Quick, think of four things common in all Canadian films. You’re thinking slow, dark, gloomy, and boring? We may have a long history of drab cinema, but a new school of Canadian filmmakers aims to change all that. Mark Lewis’ new film Ill Fated, screened this year at the Calgary International Film Festival, is a madcap dash across rural BC as a prodigal father races to fix the broken pieces of his legacy by stopping his son from knocking up his daughter.


“The first scene I wrote was a young man in the middle of nowhere with his father, and they got in some kind of altercation. Over the years we wrote and re-wrote the script. Looking back, the first draft was not very good at all–actually, it was mainly about serial killers.”


The film has mellowed out since conception, but it still maintains a dark sense of melodrama. Lewis wants to break free of the stereotypical Canadian film paradigm, but some things are just in the blood.


“I wanted to make a tragic comedy. Not just the way we think of comedy now, being laugh-out-loud funny, but also to include beauty and pleasure.
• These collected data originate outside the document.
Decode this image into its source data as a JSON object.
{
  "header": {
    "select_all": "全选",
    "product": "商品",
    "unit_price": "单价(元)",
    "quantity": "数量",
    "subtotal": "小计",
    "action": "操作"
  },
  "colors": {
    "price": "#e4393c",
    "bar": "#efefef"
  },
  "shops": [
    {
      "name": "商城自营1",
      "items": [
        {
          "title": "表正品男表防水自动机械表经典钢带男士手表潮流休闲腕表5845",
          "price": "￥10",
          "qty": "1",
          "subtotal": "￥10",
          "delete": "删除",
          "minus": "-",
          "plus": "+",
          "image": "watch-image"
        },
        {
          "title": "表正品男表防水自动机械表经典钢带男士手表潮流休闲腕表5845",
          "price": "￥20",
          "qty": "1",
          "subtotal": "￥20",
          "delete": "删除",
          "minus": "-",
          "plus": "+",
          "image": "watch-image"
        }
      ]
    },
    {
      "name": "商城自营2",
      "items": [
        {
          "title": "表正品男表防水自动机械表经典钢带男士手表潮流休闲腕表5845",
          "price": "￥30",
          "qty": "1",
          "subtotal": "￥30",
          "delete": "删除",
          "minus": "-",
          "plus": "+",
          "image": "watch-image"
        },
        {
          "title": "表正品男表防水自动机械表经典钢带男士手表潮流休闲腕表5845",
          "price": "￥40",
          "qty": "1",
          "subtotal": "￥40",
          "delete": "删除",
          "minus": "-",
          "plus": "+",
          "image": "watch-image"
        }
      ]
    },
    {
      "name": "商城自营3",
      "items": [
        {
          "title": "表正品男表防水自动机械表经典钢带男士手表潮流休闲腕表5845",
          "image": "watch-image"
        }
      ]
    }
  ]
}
The landscapes are breathtaking but there is a sense of isolation that’s overwhelming. I wanted to make the space in the film as vast as possible to get a sense of this middle of nowhere feel.”


Breaking new ground doesn’t just come with social barriers. Lewis found the strange subject matter of Ill Fated meant the film came close to not being able to secure proper funding. After all, who would put money into a film whose pitch sounds like Napoleon Dynamite done by David Lynch?


“Initially we had to find private support for the film because, well, it’s not the sort of film broadcasters would support. Most of the people who push the buttons in the bureaucracy of the broadcasting world are urban women in their early fifties, and it’s just not their type of film. So we really struggle to get the funding together, although oddly enough it’s women in their late forties and early fifties who are responding best to the film–they’re loving it.”


For Lewis, whose film has been one of the most successful Canadian ones released this year, there’s no rest in sight. He’s already hard at work on two more projects, both of which promise to further crumple the view of Canadian cinema as “boring-ish”.